Breverton quotes copiously from Welsh poetry, hardly an unbiased source when dealing with an English king. One bard refers to King Richard (“the boar”) as a ‘Jew,’ a “Saracen,” and an “ape,” none of which he was, and as “little,” which was no doubt accurate. Breverton would not use such racial epithets himself, but the fact that someone in his own, less enlightened, time did, proves how much Richard was justifiably hated, and deservedly so!

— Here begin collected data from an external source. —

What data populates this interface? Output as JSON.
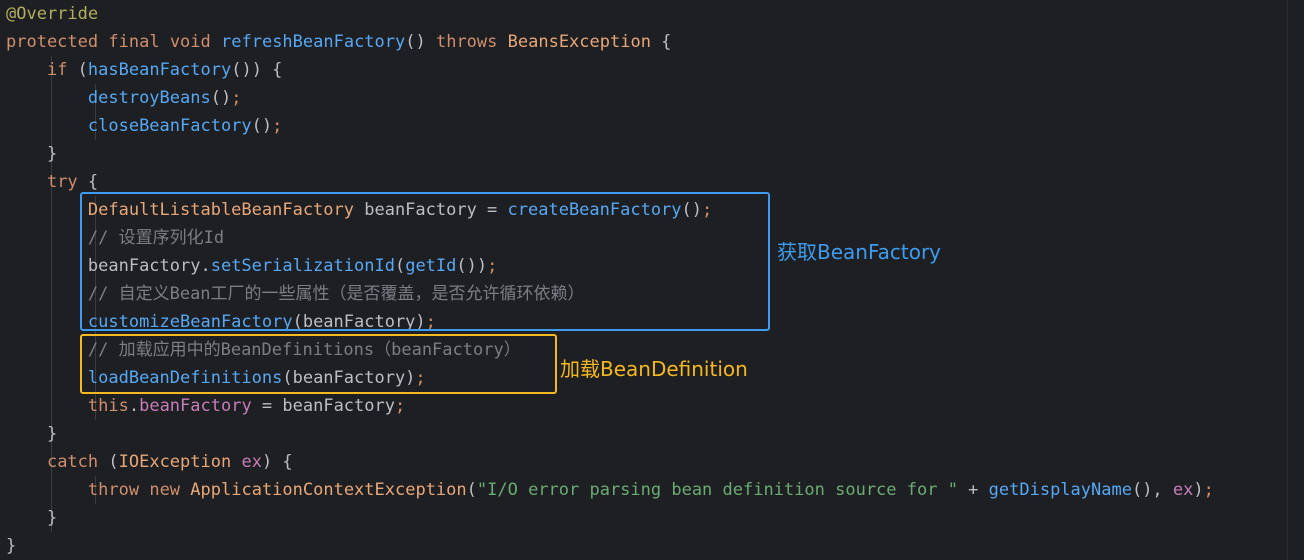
{
  "editor": {
    "theme_bg": "#1e1f22",
    "lines": [
      [
        {
          "t": "@Override",
          "c": "anno"
        }
      ],
      [
        {
          "t": "protected",
          "c": "kw"
        },
        {
          "t": " "
        },
        {
          "t": "final",
          "c": "kw"
        },
        {
          "t": " "
        },
        {
          "t": "void",
          "c": "kw"
        },
        {
          "t": " "
        },
        {
          "t": "refreshBeanFactory",
          "c": "fn"
        },
        {
          "t": "() ",
          "c": "pn"
        },
        {
          "t": "throws",
          "c": "kw"
        },
        {
          "t": " "
        },
        {
          "t": "BeansException",
          "c": "ty"
        },
        {
          "t": " {",
          "c": "pn"
        }
      ],
      [
        {
          "t": "    "
        },
        {
          "t": "if",
          "c": "kw"
        },
        {
          "t": " (",
          "c": "pn"
        },
        {
          "t": "hasBeanFactory",
          "c": "fn"
        },
        {
          "t": "()) {",
          "c": "pn"
        }
      ],
      [
        {
          "t": "        "
        },
        {
          "t": "destroyBeans",
          "c": "fn"
        },
        {
          "t": "()",
          "c": "pn"
        },
        {
          "t": ";",
          "c": "sc"
        }
      ],
      [
        {
          "t": "        "
        },
        {
          "t": "closeBeanFactory",
          "c": "fn"
        },
        {
          "t": "()",
          "c": "pn"
        },
        {
          "t": ";",
          "c": "sc"
        }
      ],
      [
        {
          "t": "    }",
          "c": "pn"
        }
      ],
      [
        {
          "t": "    "
        },
        {
          "t": "try",
          "c": "kw"
        },
        {
          "t": " {",
          "c": "pn"
        }
      ],
      [
        {
          "t": "        "
        },
        {
          "t": "DefaultListableBeanFactory",
          "c": "ty"
        },
        {
          "t": " beanFactory = ",
          "c": "id"
        },
        {
          "t": "createBeanFactory",
          "c": "fn"
        },
        {
          "t": "()",
          "c": "pn"
        },
        {
          "t": ";",
          "c": "sc"
        }
      ],
      [
        {
          "t": "        "
        },
        {
          "t": "// 设置序列化Id",
          "c": "cm"
        }
      ],
      [
        {
          "t": "        "
        },
        {
          "t": "beanFactory.",
          "c": "id"
        },
        {
          "t": "setSerializationId",
          "c": "fn"
        },
        {
          "t": "(",
          "c": "pn"
        },
        {
          "t": "getId",
          "c": "fn"
        },
        {
          "t": "())",
          "c": "pn"
        },
        {
          "t": ";",
          "c": "sc"
        }
      ],
      [
        {
          "t": "        "
        },
        {
          "t": "// 自定义Bean工厂的一些属性（是否覆盖，是否允许循环依赖）",
          "c": "cm"
        }
      ],
      [
        {
          "t": "        "
        },
        {
          "t": "customizeBeanFactory",
          "c": "fn"
        },
        {
          "t": "(beanFactory)",
          "c": "id"
        },
        {
          "t": ";",
          "c": "sc"
        }
      ],
      [
        {
          "t": "        "
        },
        {
          "t": "// 加载应用中的BeanDefinitions（beanFactory）",
          "c": "cm"
        }
      ],
      [
        {
          "t": "        "
        },
        {
          "t": "loadBeanDefinitions",
          "c": "fn"
        },
        {
          "t": "(beanFactory)",
          "c": "id"
        },
        {
          "t": ";",
          "c": "sc"
        }
      ],
      [
        {
          "t": "        "
        },
        {
          "t": "this",
          "c": "kw"
        },
        {
          "t": ".",
          "c": "pn"
        },
        {
          "t": "beanFactory",
          "c": "fld"
        },
        {
          "t": " = beanFactory",
          "c": "id"
        },
        {
          "t": ";",
          "c": "sc"
        }
      ],
      [
        {
          "t": "    }",
          "c": "pn"
        }
      ],
      [
        {
          "t": "    "
        },
        {
          "t": "catch",
          "c": "kw"
        },
        {
          "t": " (",
          "c": "pn"
        },
        {
          "t": "IOException",
          "c": "ty"
        },
        {
          "t": " "
        },
        {
          "t": "ex",
          "c": "var"
        },
        {
          "t": ") {",
          "c": "pn"
        }
      ],
      [
        {
          "t": "        "
        },
        {
          "t": "throw",
          "c": "kw"
        },
        {
          "t": " "
        },
        {
          "t": "new",
          "c": "kw"
        },
        {
          "t": " "
        },
        {
          "t": "ApplicationContextException",
          "c": "ty"
        },
        {
          "t": "(",
          "c": "pn"
        },
        {
          "t": "\"I/O error parsing bean definition source for \"",
          "c": "str"
        },
        {
          "t": " + ",
          "c": "pn"
        },
        {
          "t": "getDisplayName",
          "c": "fn"
        },
        {
          "t": "(), ",
          "c": "pn"
        },
        {
          "t": "ex",
          "c": "var"
        },
        {
          "t": ")",
          "c": "pn"
        },
        {
          "t": ";",
          "c": "sc"
        }
      ],
      [
        {
          "t": "    }",
          "c": "pn"
        }
      ],
      [
        {
          "t": "}",
          "c": "pn"
        }
      ]
    ]
  },
  "annotations": {
    "box1": {
      "label": "获取BeanFactory",
      "color": "#3d9cf0"
    },
    "box2": {
      "label": "加载BeanDefinition",
      "color": "#f5b820"
    }
  }
}
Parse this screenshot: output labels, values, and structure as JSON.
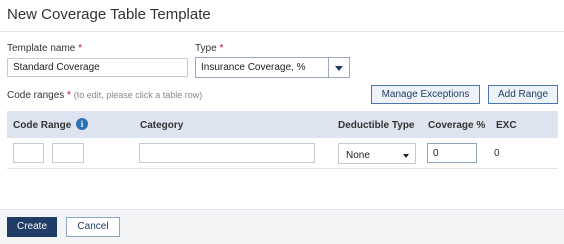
{
  "page": {
    "title": "New Coverage Table Template"
  },
  "form": {
    "template_name": {
      "label": "Template name",
      "required_mark": "*",
      "value": "Standard Coverage"
    },
    "type": {
      "label": "Type",
      "required_mark": "*",
      "value": "Insurance Coverage, %"
    },
    "code_ranges": {
      "label": "Code ranges",
      "required_mark": "*",
      "hint": "(to edit, please click a table row)"
    },
    "buttons": {
      "manage_exceptions": "Manage Exceptions",
      "add_range": "Add Range"
    }
  },
  "table": {
    "headers": {
      "code_range": "Code Range",
      "category": "Category",
      "deductible_type": "Deductible Type",
      "coverage": "Coverage %",
      "exc": "EXC"
    },
    "info_icon_glyph": "i",
    "rows": [
      {
        "code_from": "",
        "separator": "-",
        "code_to": "",
        "category": "",
        "deductible_type": "None",
        "coverage": "0",
        "exc": "0"
      }
    ]
  },
  "footer": {
    "create_label": "Create",
    "cancel_label": "Cancel"
  },
  "colors": {
    "primary": "#1f3c66",
    "accent": "#2e6eb5",
    "required": "#d0021b",
    "table_header_bg": "#dde4ef"
  }
}
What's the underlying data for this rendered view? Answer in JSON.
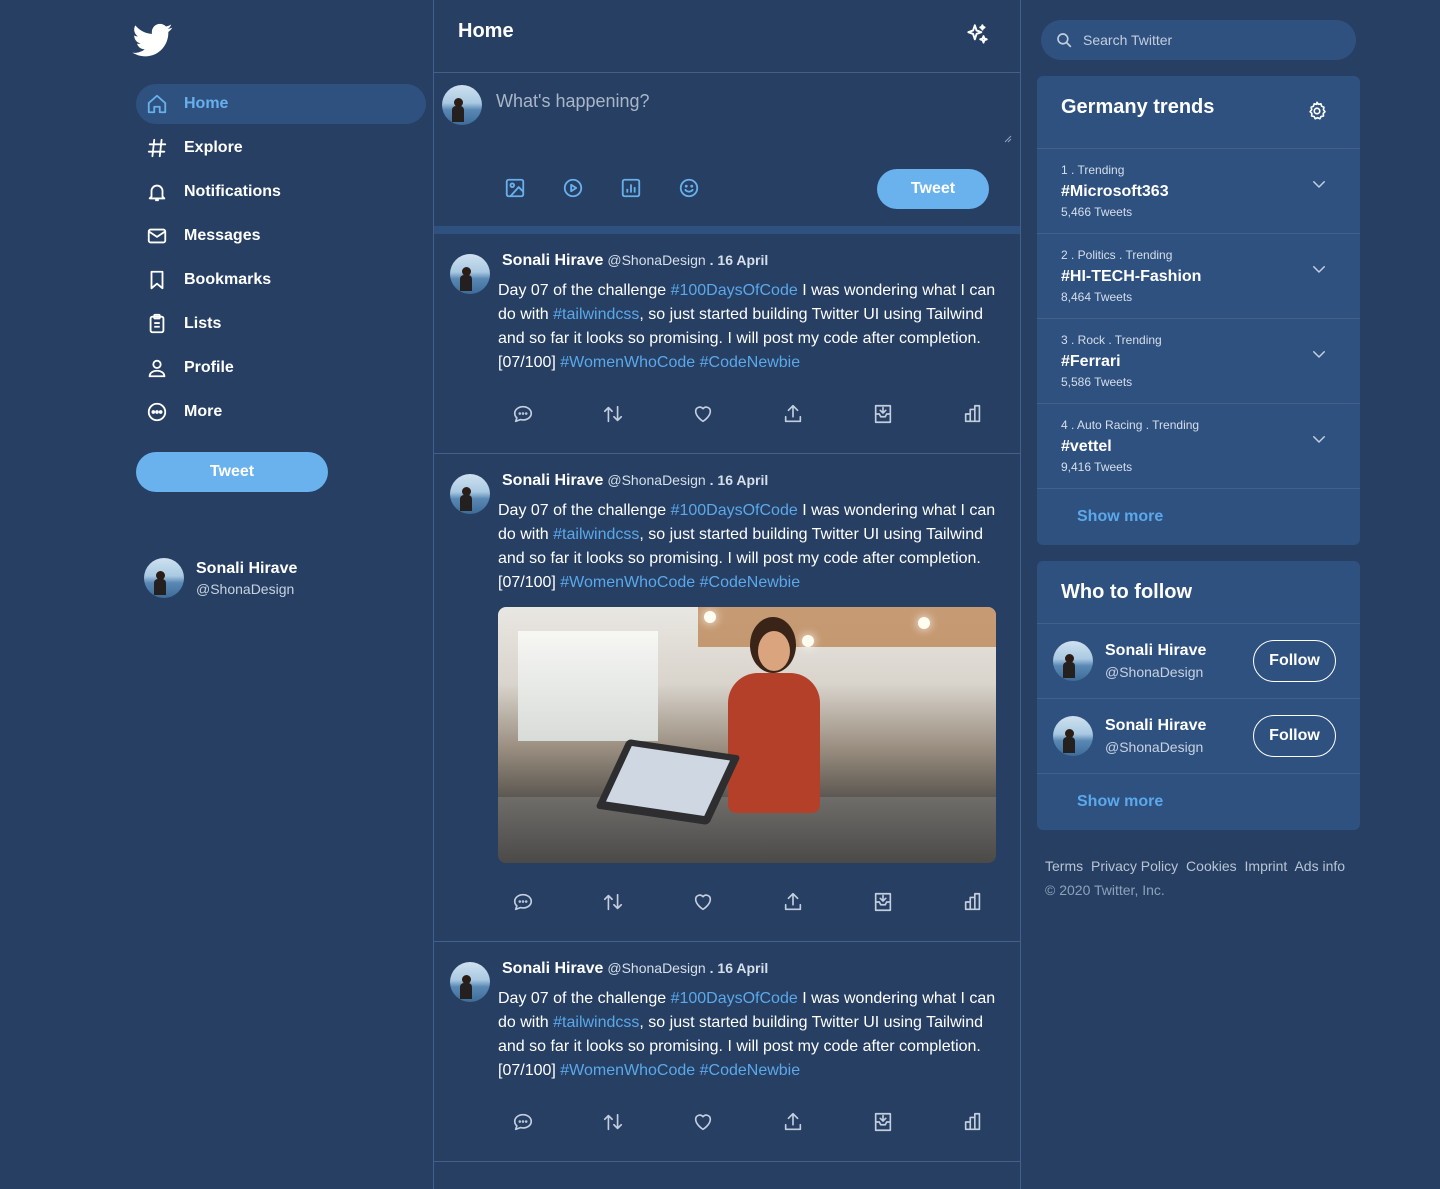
{
  "colors": {
    "background": "#263f63",
    "panel": "#2f5180",
    "accent": "#69b2ee",
    "link": "#5ba8ea"
  },
  "nav": {
    "items": [
      {
        "label": "Home",
        "icon": "home-icon",
        "active": true
      },
      {
        "label": "Explore",
        "icon": "hash-icon"
      },
      {
        "label": "Notifications",
        "icon": "bell-icon"
      },
      {
        "label": "Messages",
        "icon": "envelope-icon"
      },
      {
        "label": "Bookmarks",
        "icon": "bookmark-icon"
      },
      {
        "label": "Lists",
        "icon": "clipboard-list-icon"
      },
      {
        "label": "Profile",
        "icon": "user-icon"
      },
      {
        "label": "More",
        "icon": "more-circle-icon"
      }
    ],
    "tweet_button": "Tweet"
  },
  "current_user": {
    "name": "Sonali Hirave",
    "handle": "@ShonaDesign"
  },
  "feed": {
    "title": "Home",
    "composer": {
      "placeholder": "What's happening?",
      "tweet_button": "Tweet"
    },
    "tweets": [
      {
        "name": "Sonali Hirave",
        "handle": "@ShonaDesign",
        "date": ". 16 April",
        "t1": "Day 07 of the challenge ",
        "tag1": "#100DaysOfCode",
        "t2": " I was wondering what I can do with ",
        "tag2": "#tailwindcss",
        "t3": ", so just started building Twitter UI using Tailwind and so far it looks so promising. I will post my code after completion. [07/100] ",
        "tag3": "#WomenWhoCode",
        "tag4": "#CodeNewbie"
      },
      {
        "name": "Sonali Hirave",
        "handle": "@ShonaDesign",
        "date": ". 16 April",
        "t1": "Day 07 of the challenge ",
        "tag1": "#100DaysOfCode",
        "t2": " I was wondering what I can do with ",
        "tag2": "#tailwindcss",
        "t3": ", so just started building Twitter UI using Tailwind and so far it looks so promising. I will post my code after completion. [07/100] ",
        "tag3": "#WomenWhoCode",
        "tag4": "#CodeNewbie"
      },
      {
        "name": "Sonali Hirave",
        "handle": "@ShonaDesign",
        "date": ". 16 April",
        "t1": "Day 07 of the challenge ",
        "tag1": "#100DaysOfCode",
        "t2": " I was wondering what I can do with ",
        "tag2": "#tailwindcss",
        "t3": ", so just started building Twitter UI using Tailwind and so far it looks so promising. I will post my code after completion. [07/100] ",
        "tag3": "#WomenWhoCode",
        "tag4": "#CodeNewbie"
      }
    ]
  },
  "search": {
    "placeholder": "Search Twitter"
  },
  "trends": {
    "title": "Germany trends",
    "items": [
      {
        "meta": "1 . Trending",
        "tag": "#Microsoft363",
        "count": "5,466 Tweets"
      },
      {
        "meta": "2 . Politics . Trending",
        "tag": "#HI-TECH-Fashion",
        "count": "8,464 Tweets"
      },
      {
        "meta": "3 . Rock . Trending",
        "tag": "#Ferrari",
        "count": "5,586 Tweets"
      },
      {
        "meta": "4 . Auto Racing . Trending",
        "tag": "#vettel",
        "count": "9,416 Tweets"
      }
    ],
    "show_more": "Show more"
  },
  "who_to_follow": {
    "title": "Who to follow",
    "items": [
      {
        "name": "Sonali Hirave",
        "handle": "@ShonaDesign",
        "button": "Follow"
      },
      {
        "name": "Sonali Hirave",
        "handle": "@ShonaDesign",
        "button": "Follow"
      }
    ],
    "show_more": "Show more"
  },
  "footer": {
    "links": [
      "Terms",
      "Privacy Policy",
      "Cookies",
      "Imprint",
      "Ads info"
    ],
    "copyright": "© 2020 Twitter, Inc."
  }
}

Finally, Terry Breverton gives an annotated list of Richard’s crimes. Some so-called crimes might more accurately be described as civil torts (such as the Countess of Oxford affair). Some were undone almost as soon as they were done (the arrest of Stanley, et al). Some are just plain reaching. George Neville, Richard’s ward, ‘died in mysterious circumstances,’ so he was murdered? The circumstances are a ‘mystery’ only because no record survives of his cause of death. If Richard did kill him, he did so at the worst possible time for his long-term benefit, so it can be put to simple bloodthirstiness. Same with the death of sister-in-law Isabel Neville, for which he had no motive whatever. (He does name Richard’s guilt in her death as “unknown,” which, translated, means “ridiculous.”) He forgets to list Isabel’s infant son, who died at the same time she did.

Terry Breverton does bring up some points that pro-Ricardian, or neutral, historians should probably give more attention to, such as the executions of Rivers, Grey, Vaughan, et al, But when one has said that, one has said just about everything. Not quite everything – the above is just a ‘partial list.’

Just to show how ecumenical and even-handed I am, I am now preparing to eviscerate John Ashdown-Hill – well, mildly anyway. If there is such a thing as a mild evisceration.